Both students were enrolled in my Great Depression, New Deal, and “Good War” seminar last semester and logged in a lot of extra hours coming to the museum on Saturdays to do the research to prepare for the exhibition.
As guest curator Esther Shalev-Gerz was at this same time installing her own show, Describing Labor on the sixth floor gallery, I was thrilled to learn that Rosita and Iris were also interested in labor issues and that our library exhibit would have some synergy with the other exhibitions on display. The students worked all semester long reviewing library and museum objects, making an initial selection, preparing descriptive and interpretative text, and revising and culling the list of objects to be shown in their exhibit, Back to Work: FDR and Labor’s New Deal.
Last night’s guests braved the heavy downpours and persevered through worse-than-usual traffic to the Beach from throngs of boat show visitors heading to the Miami Beach Convention Center. The two exhibition organizers arrived with their families in tow, and Professors Victor Uribe and Emma Sordo and a number of FIU History graduate students also came to mingle with Museum Director Cathy Leff, Deputy Director for Collections Sharon Misdea, Curator Silvia Barisione, Associate Librarians Rochelle Pienn and Nicolae Harsanyi, Assistant Librarian Michel Potop over sangria and tapas served in the museum café.
Afterwards, the group took the elevator to the third floor to see the installation and to hear Iris and Rosita describe their experiences in curating the show.
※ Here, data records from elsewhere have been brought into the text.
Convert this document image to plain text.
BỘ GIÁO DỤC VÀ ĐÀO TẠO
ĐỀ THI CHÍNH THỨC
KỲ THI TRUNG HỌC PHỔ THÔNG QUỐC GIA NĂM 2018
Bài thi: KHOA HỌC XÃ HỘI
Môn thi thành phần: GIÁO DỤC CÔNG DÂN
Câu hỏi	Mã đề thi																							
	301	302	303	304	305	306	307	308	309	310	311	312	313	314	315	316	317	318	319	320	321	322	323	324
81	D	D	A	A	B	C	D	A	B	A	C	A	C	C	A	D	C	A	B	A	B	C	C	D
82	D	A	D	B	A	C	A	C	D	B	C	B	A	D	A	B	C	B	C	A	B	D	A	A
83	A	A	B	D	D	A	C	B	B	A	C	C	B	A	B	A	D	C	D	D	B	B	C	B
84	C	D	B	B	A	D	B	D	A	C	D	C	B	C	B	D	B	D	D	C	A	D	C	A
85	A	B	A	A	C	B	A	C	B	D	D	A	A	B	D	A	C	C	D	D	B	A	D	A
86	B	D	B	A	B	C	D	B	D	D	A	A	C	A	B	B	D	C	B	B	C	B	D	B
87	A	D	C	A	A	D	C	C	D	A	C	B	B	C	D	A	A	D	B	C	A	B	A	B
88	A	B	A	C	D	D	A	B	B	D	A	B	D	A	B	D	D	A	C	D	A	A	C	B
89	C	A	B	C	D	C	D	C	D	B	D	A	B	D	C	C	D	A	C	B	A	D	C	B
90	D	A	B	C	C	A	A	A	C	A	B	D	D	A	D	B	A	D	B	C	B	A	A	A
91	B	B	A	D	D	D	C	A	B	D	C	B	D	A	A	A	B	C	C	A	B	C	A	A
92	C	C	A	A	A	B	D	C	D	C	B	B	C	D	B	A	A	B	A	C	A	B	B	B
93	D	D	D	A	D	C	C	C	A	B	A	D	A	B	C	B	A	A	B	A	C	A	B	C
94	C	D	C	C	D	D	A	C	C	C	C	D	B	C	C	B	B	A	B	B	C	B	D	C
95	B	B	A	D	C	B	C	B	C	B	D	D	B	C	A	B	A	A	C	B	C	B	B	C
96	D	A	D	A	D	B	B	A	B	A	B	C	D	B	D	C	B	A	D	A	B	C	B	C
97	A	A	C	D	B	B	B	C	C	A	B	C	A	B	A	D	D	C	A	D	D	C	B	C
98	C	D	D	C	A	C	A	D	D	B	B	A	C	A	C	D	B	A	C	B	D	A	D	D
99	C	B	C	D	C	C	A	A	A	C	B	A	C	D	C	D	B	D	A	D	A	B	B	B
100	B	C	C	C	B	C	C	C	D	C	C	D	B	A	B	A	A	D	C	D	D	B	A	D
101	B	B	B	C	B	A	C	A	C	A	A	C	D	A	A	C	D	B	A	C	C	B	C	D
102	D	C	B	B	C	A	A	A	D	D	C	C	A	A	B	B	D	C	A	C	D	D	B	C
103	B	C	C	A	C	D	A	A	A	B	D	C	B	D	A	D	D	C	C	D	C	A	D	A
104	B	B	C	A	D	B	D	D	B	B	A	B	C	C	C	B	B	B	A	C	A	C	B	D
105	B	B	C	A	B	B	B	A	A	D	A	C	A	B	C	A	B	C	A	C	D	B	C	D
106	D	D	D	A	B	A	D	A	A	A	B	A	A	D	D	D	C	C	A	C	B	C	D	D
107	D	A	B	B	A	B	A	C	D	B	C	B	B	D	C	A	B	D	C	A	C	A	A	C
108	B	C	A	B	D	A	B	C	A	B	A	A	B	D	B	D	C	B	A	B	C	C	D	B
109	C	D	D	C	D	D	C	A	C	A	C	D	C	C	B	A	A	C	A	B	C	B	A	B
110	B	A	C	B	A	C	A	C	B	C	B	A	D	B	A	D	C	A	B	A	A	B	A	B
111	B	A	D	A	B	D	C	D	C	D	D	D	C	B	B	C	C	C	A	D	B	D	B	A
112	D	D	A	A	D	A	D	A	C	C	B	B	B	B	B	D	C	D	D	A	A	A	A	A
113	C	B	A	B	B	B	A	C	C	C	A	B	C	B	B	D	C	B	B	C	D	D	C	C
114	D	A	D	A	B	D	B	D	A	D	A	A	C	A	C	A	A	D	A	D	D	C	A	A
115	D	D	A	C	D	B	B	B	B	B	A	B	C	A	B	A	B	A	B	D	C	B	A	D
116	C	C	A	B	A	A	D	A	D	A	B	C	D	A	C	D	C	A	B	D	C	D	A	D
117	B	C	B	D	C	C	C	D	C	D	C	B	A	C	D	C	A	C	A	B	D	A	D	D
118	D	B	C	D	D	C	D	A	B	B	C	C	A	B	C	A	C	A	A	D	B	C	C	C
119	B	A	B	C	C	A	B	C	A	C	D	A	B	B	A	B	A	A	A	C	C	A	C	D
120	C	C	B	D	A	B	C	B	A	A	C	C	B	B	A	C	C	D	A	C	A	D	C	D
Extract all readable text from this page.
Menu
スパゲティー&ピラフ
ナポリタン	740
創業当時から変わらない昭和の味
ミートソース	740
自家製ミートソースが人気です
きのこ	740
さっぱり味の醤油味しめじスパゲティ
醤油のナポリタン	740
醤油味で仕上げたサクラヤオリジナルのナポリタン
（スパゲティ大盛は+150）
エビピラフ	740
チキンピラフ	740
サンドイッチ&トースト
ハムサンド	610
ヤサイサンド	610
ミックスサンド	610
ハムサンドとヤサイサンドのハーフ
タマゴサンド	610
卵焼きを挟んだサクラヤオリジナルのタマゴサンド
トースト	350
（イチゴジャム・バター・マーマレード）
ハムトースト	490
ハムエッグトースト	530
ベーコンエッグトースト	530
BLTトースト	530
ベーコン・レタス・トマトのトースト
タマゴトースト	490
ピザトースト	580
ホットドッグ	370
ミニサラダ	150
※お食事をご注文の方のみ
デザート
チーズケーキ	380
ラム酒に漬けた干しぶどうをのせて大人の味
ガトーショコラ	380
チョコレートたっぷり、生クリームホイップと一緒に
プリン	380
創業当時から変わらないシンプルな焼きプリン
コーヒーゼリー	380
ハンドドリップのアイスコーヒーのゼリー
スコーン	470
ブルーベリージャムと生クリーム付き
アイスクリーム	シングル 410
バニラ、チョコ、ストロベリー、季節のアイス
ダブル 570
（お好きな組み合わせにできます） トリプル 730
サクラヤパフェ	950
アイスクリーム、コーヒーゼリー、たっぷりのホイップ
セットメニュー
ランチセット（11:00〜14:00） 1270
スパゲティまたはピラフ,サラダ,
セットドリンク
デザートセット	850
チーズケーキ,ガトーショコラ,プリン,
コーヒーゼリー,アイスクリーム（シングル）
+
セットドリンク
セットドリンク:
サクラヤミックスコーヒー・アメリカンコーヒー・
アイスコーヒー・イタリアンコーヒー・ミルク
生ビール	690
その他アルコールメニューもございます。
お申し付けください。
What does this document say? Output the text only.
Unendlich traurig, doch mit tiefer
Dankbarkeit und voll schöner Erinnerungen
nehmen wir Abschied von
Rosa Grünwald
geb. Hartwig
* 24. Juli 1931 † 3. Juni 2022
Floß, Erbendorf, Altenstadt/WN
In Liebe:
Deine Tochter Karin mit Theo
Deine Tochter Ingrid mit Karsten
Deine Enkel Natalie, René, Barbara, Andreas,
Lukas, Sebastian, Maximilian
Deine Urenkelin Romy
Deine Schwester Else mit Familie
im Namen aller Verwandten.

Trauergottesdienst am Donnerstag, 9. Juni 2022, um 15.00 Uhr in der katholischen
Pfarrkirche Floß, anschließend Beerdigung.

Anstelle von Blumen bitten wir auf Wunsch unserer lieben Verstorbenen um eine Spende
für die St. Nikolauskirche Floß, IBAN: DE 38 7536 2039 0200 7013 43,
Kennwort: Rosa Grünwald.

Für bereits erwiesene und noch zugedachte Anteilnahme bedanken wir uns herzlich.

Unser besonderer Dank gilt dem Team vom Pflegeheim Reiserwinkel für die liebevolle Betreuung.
Both of them touched on the struggles they had after settling on a topic in choosing museum artifacts that would best illustrate those theme. Then came the challenge of accommodating these selections in three relatively limited and limiting installation cases. After working with digital storyboards for so long, they were gratified to see the layout of the actual artifacts in the wall and flat cases.
The students had organized their labor show around three themes: the promise of the New Deal, the social and economic realities of the Depression, and the strikes by labor for a better deal.
THE CHRISTOPHER DENOON COLLECTION FOR THE STUDY OF NEW DEAL CULTURE
While many of the museum paintings and art objects they would have liked to have included were either unavailable or too big for the cases, they had been able to supplement their casework with images of the artifacts presented in a Powerpoint slide show.
Of course, putting together an exhibition is by nature a collective endeavor and enterprise. In addition to thanking Iris and Rosita for all their hard work, I would also like to extend a personal note of thanks to the museum’s curators for their editorial oversight, art handlers James Taylor and Steve Forero-Paz for their professional installation of the materials on display.
This is the sixth library exhibition collaboration involving Florida International University students, and thanks also to Digital Library Specialist David Almeida, all of these displays exist online as virtual exhibitions that can be toured long after the shows come down.